Alvar flashed a family portrait of a couple holding two children, one an infant in a christening dress, the other two or three years older.
“The boy looks just like his father.”
“Of course. He is his biological offspring,” Alvar said.
“Of course.” The woman’s relief was evident. Many believed that some signs of the woman who gave birth to the child would remain, something in the skin tone or hair color, or perhaps the shape of the eyes, even though there was no logical foundation for such worries. To those people, Alvar showed pictures of a surrogate holding a child who looked completely different from herself. That reassured them.
The man cleared his throat. “There was a third w
oman we considered, too,” he said. “This little gal could use some company. What do you think? Could we do it?”
“She could begin the medication immediately. The eggs and sperm are still on ice.”
“And since your first is going to be a girl, you could also consider whether you’d like the next one to be a boy,” Marion added.
The couple turned to look at her. “Is that possible?”

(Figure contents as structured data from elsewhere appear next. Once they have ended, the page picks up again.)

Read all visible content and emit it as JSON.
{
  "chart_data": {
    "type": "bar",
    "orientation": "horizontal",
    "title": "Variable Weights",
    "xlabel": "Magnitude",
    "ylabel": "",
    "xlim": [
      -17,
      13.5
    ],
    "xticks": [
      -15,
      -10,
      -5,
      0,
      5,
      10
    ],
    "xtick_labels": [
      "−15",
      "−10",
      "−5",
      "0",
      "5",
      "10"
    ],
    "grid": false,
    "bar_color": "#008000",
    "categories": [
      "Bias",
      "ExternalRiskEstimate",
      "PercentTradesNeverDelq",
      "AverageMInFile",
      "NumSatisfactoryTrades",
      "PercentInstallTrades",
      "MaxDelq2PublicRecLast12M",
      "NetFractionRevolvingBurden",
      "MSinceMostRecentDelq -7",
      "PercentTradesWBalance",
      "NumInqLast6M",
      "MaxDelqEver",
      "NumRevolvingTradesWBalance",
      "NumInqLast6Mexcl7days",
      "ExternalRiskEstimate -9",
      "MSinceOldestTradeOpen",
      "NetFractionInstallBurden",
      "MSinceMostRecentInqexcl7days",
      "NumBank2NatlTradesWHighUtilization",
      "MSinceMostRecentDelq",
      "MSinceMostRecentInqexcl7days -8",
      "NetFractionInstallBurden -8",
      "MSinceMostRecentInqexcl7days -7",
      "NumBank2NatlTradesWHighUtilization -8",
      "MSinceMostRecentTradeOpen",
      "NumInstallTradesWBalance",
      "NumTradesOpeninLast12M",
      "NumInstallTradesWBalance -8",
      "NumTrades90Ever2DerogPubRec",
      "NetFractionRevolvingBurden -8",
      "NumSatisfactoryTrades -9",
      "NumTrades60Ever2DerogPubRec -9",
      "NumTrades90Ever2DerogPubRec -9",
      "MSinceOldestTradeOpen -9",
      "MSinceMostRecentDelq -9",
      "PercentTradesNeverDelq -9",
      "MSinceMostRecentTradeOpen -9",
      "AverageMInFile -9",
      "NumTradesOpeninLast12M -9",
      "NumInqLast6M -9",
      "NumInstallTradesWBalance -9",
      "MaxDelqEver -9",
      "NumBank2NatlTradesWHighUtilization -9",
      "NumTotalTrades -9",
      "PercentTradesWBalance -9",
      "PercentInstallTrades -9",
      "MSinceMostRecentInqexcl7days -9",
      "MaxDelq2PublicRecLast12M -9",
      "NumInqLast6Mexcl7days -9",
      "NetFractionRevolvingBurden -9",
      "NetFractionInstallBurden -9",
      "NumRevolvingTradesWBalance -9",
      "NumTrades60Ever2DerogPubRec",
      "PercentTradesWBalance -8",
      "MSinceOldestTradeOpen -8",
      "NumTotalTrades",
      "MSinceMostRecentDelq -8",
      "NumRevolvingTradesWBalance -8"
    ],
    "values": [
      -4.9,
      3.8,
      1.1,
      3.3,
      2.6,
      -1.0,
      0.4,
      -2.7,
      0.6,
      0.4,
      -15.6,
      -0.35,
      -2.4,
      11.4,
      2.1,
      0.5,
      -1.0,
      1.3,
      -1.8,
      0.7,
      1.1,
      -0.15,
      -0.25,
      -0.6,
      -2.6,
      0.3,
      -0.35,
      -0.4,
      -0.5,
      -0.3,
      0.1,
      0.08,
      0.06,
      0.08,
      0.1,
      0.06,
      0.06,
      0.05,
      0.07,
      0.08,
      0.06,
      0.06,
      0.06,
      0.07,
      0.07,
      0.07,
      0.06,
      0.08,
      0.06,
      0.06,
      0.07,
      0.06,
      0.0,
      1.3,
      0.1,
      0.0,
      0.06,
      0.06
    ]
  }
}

“These days anything is possible,” Marion continued. “For that we just need to move to Ukraine, which is a shorter flight anyway. We can easily move the genetic material there from Georgia. That isn’t a problem, and you won’t need to go through the donation process again.”
The man was first to show interest; the woman hesitated. They glanced at each other.
“Any child would be welcome in our home,” the woman said, but the man was clearly already imagining the hockey practices. The possibility of choosing the sex always upended clients’ thoughts. Sometimes it was clear they’d already argued about it at home. One had visions of pedal cars and video games while the other dreamed of flowing dresses and hair bows.